Thursday, September 05, 2019

Closure: Part 2

After moving away, I had to grieve the change in not being there. It felt like the South didn't get me and my cozy-loving self when I preferred mountains over beaches, snow over summer and soup over shrimp. I didn't know what grits were or how to fix okra!

These years brought transition and I still got Colorado time in a different way. Once all three of our children were born, we spent 1-2 months a year there creating all sorts of memories together.

November of 2008 changed things again as a cancer diagnosis entered our world and our vocabulary grew to know words like port, infusion, chemo, radiation and eventually hospice and an understanding of end-of-life care.

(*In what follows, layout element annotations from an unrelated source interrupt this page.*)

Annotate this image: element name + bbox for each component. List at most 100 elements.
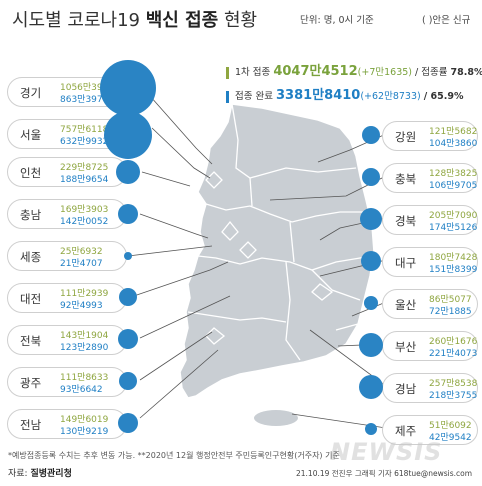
- first-dose-count: 143만1904: [60, 331, 109, 341]
- complete-dose-count: 632만9932: [60, 137, 109, 147]
- credit: 21.10.19 전진우 그래픽 기자 618tue@newsis.com: [296, 469, 473, 478]
- complete-dose-marker: [226, 90, 229, 103]
- bubble-gangwon: [362, 126, 380, 144]
- first-dose-count: 149만6019: [60, 415, 109, 425]
- first-dose-new: (+7만1635): [357, 67, 412, 78]
- region-box-ulsan: 울산 86만5077 72만1885: [382, 289, 478, 319]
- complete-dose-count: 93만6642: [60, 385, 103, 395]
- bubble-chungbuk: [362, 168, 380, 186]
- complete-dose-count: 21만4707: [60, 259, 103, 269]
- mainland-shape: [179, 103, 375, 399]
- region-box-daejeon: 대전 111만2939 92만4993: [7, 283, 127, 313]
- first-dose-count: 1056만3931: [60, 83, 115, 93]
- complete-dose-count: 863만3976: [60, 95, 109, 105]
- bubble-ulsan: [364, 296, 378, 310]
- first-dose-count: 260만1676: [429, 337, 478, 347]
- source-label: 자료:: [8, 469, 31, 479]
- jeju-shape: [254, 410, 298, 426]
- region-box-jeonbuk: 전북 143만1904 123만2890: [7, 325, 127, 355]
- region-name: 세종: [20, 250, 42, 264]
- region-box-busan: 부산 260만1676 221만4073: [382, 331, 478, 361]
- first-dose-count: 128만3825: [429, 169, 478, 179]
- complete-dose-count: 188만9654: [60, 175, 109, 185]
- complete-dose-value: 3381만8410: [276, 88, 361, 103]
- complete-dose-count: 42만9542: [429, 433, 472, 443]
- bubble-jeonbuk: [118, 329, 138, 349]
- first-dose-rate: 78.8%: [450, 67, 482, 78]
- region-name: 전남: [20, 418, 42, 432]
- region-box-gangwon: 강원 121만5682 104만3860: [382, 121, 478, 151]
- first-dose-label: 1차 접종: [235, 67, 271, 78]
- complete-dose-new: (+62만8733): [360, 91, 421, 102]
- complete-dose-count: 221만4073: [429, 349, 478, 359]
- region-box-jeonnam: 전남 149만6019 130만9219: [7, 409, 127, 439]
- source: 자료: 질병관리청: [8, 466, 72, 479]
- first-dose-count: 229만8725: [60, 163, 109, 173]
- complete-dose-count: 174만5126: [429, 223, 478, 233]
- first-dose-count: 111만8633: [60, 373, 109, 383]
- region-name: 대전: [20, 292, 42, 306]
- bubble-jeju: [365, 423, 377, 435]
- first-dose-count: 86만5077: [429, 295, 472, 305]
- region-name: 서울: [20, 128, 42, 142]
- region-name: 울산: [395, 298, 417, 312]
- region-box-chungnam: 충남 169만3903 142만0052: [7, 199, 127, 229]
- region-name: 부산: [395, 340, 417, 354]
- first-dose-count: 111만2939: [60, 289, 109, 299]
- region-box-incheon: 인천 229만8725 188만9654: [7, 157, 127, 187]
- watermark: NEWSIS: [330, 438, 443, 466]
- complete-dose-count: 104만3860: [429, 139, 478, 149]
- page-title: 시도별 코로나19 백신 접종 현황: [12, 6, 257, 32]
- title-bold: 백신 접종: [145, 10, 219, 31]
- complete-dose-rate: / 65.9%: [423, 91, 464, 102]
- bubble-gyeongnam: [359, 375, 383, 399]
- source-name: 질병관리청: [30, 469, 72, 479]
- bubble-daejeon: [119, 288, 137, 306]
- region-name: 광주: [20, 376, 42, 390]
- region-name: 경기: [20, 86, 42, 100]
- unit-label: 단위: 명, 0시 기준: [300, 15, 374, 26]
- bubble-incheon: [116, 160, 140, 184]
- complete-dose-count: 130만9219: [60, 427, 109, 437]
- complete-dose-count: 151만8399: [429, 265, 478, 275]
- bubble-gyeonggi: [100, 60, 156, 116]
- complete-dose-stat: 접종 완료 3381만8410(+62만8733) / 65.9%: [226, 84, 464, 103]
- region-name: 제주: [395, 424, 417, 438]
- first-dose-count: 121만5682: [429, 127, 478, 137]
- first-dose-count: 757만6118: [60, 125, 109, 135]
- first-dose-stat: 1차 접종 4047만4512(+7만1635) / 접종률 78.8%: [226, 60, 482, 79]
- bubble-sejong: [124, 252, 132, 260]
- region-box-gyeongbuk: 경북 205만7090 174만5126: [382, 205, 478, 235]
- first-dose-count: 51만6092: [429, 421, 472, 431]
- first-dose-count: 25만6932: [60, 247, 103, 257]
- region-name: 경북: [395, 214, 417, 228]
- title-main: 시도별 코로나19: [12, 10, 146, 31]
- region-name: 인천: [20, 166, 42, 180]
- first-dose-marker: [226, 66, 229, 79]
- first-dose-rate-label: / 접종률: [415, 67, 448, 78]
- region-box-sejong: 세종 25만6932 21만4707: [7, 241, 127, 271]
- bubble-jeonnam: [118, 413, 138, 433]
- region-name: 강원: [395, 130, 417, 144]
- complete-dose-count: 218만3755: [429, 391, 478, 401]
- first-dose-value: 4047만4512: [273, 64, 358, 79]
- complete-dose-count: 142만0052: [60, 217, 109, 227]
- first-dose-count: 180만7428: [429, 253, 478, 263]
- first-dose-count: 257만8538: [429, 379, 478, 389]
- bubble-seoul: [104, 111, 152, 159]
- complete-dose-count: 92만4993: [60, 301, 103, 311]
- region-name: 충북: [395, 172, 417, 186]
- complete-dose-count: 72만1885: [429, 307, 472, 317]
- bubble-gyeongbuk: [360, 208, 382, 230]
- first-dose-count: 205만7090: [429, 211, 478, 221]
- complete-dose-count: 106만9705: [429, 181, 478, 191]
- bubble-chungnam: [118, 204, 138, 224]
- region-box-chungbuk: 충북 128만3825 106만9705: [382, 163, 478, 193]
- region-name: 대구: [395, 256, 417, 270]
- bubble-busan: [359, 333, 383, 357]
- bubble-gwangju: [119, 372, 137, 390]
- region-name: 전북: [20, 334, 42, 348]
- region-box-daegu: 대구 180만7428 151만8399: [382, 247, 478, 277]
- region-box-jeju: 제주 51만6092 42만9542: [382, 415, 478, 445]
- region-box-gwangju: 광주 111만8633 93만6642: [7, 367, 127, 397]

Ten grueling years later, on a quiet December night - Dad entered his eternal rest able to breathe freely, run joyfully and experience the heavenly beauty of Jesus. I had already crawled into bed that night but I was still awake and reading in the room next door. I remember feeling such incredible peace and lightness and looking back, I am fully convinced that this is the time when Dad when to Heaven though we didn't really know it at the time. Snowflakes began to gently waft through the sky, a reminder of God's goodness as our kids had been desperately hoping for snow and now got what they called their "Pepaw-snow".

Tonight, seven months have passed and six of those I really haven't felt much of anything. Perhaps pressing my emotions down for ten years has made it hard to let them rise and bubble up now. You can't keep saying a final goodbye for years without going numb can you? I couldn't.

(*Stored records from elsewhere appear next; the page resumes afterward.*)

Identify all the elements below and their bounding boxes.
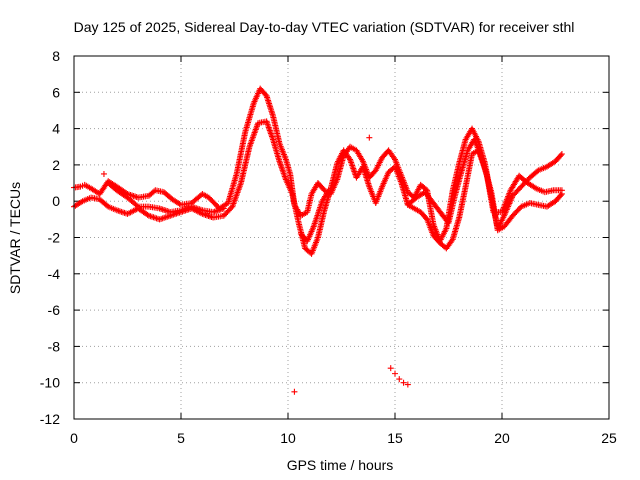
y-tick-label: -8 [48,338,61,354]
outlier-point [291,388,298,395]
x-tick-label: 5 [177,430,185,446]
outlier-point [366,134,373,141]
x-tick-label: 20 [494,430,510,446]
lower-trace-point [557,192,564,199]
y-axis-label: SDTVAR / TECUs [7,182,23,294]
y-tick-label: -10 [40,375,60,391]
middle-trace-point [133,202,140,209]
outlier-point [400,379,407,386]
x-tick-label: 25 [601,430,617,446]
y-tick-label: -6 [48,302,61,318]
middle-trace-point [558,187,565,194]
y-tick-label: -12 [40,411,60,427]
middle-trace-point [531,184,538,191]
plot-frame [73,55,610,420]
y-tick-label: -2 [48,230,61,246]
outlier-point [387,365,394,372]
grid [74,56,609,419]
lower-trace-point [78,199,85,206]
y-tick-label: 8 [52,48,60,64]
y-tick-label: 6 [52,84,60,100]
upper-trace-point [557,152,564,159]
outlier-point [396,376,403,383]
y-tick-label: 4 [52,121,60,137]
chart-title: Day 125 of 2025, Sidereal Day-to-day VTE… [74,19,575,35]
outlier-point [100,170,107,177]
middle-trace-point [220,205,227,212]
x-axis-label: GPS time / hours [287,457,394,473]
y-tick-label: 0 [52,193,60,209]
upper-trace-point [558,151,565,158]
y-tick-label: -4 [48,266,61,282]
y-tick-label: 2 [52,157,60,173]
x-tick-label: 0 [70,430,78,446]
x-tick-label: 15 [387,430,403,446]
middle-trace-point [325,187,332,194]
x-tick-label: 10 [280,430,296,446]
outlier-point [404,381,411,388]
lower-trace-point [144,211,151,218]
data-points [71,85,565,395]
outlier-point [392,370,398,377]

Then one sticky, summer, southern night we were invited to a local talent show downtown at the waterfront park. Chairs and blankets littered the grass, a breeze gently lifted across the water and brought a sigh of relief and the sun painted the sky with cotton candy watercolors.

A group of half a dozen teens all dressed in black bravely took their place front and center stage. Their music started and they began to use sign language to interpret the words in the song. Tears flowed and then faster as I remember how my Dad loved to sign to songs too. Something shifted that night and the numbness started to thaw. For the first time in months, no years maybe, I began to feel. And once the tears came, they never wanted to stop.

To be continued ...

1 comment:

Mom said...

Dear sweet daughter, these posts on closure have brought tears to my eyes more than once - the memories, the emotions, the grief. I'm looking forward to our time together here in a few weeks. (The jar of "Pepaw-snow" is still in the freezer.) Love you!!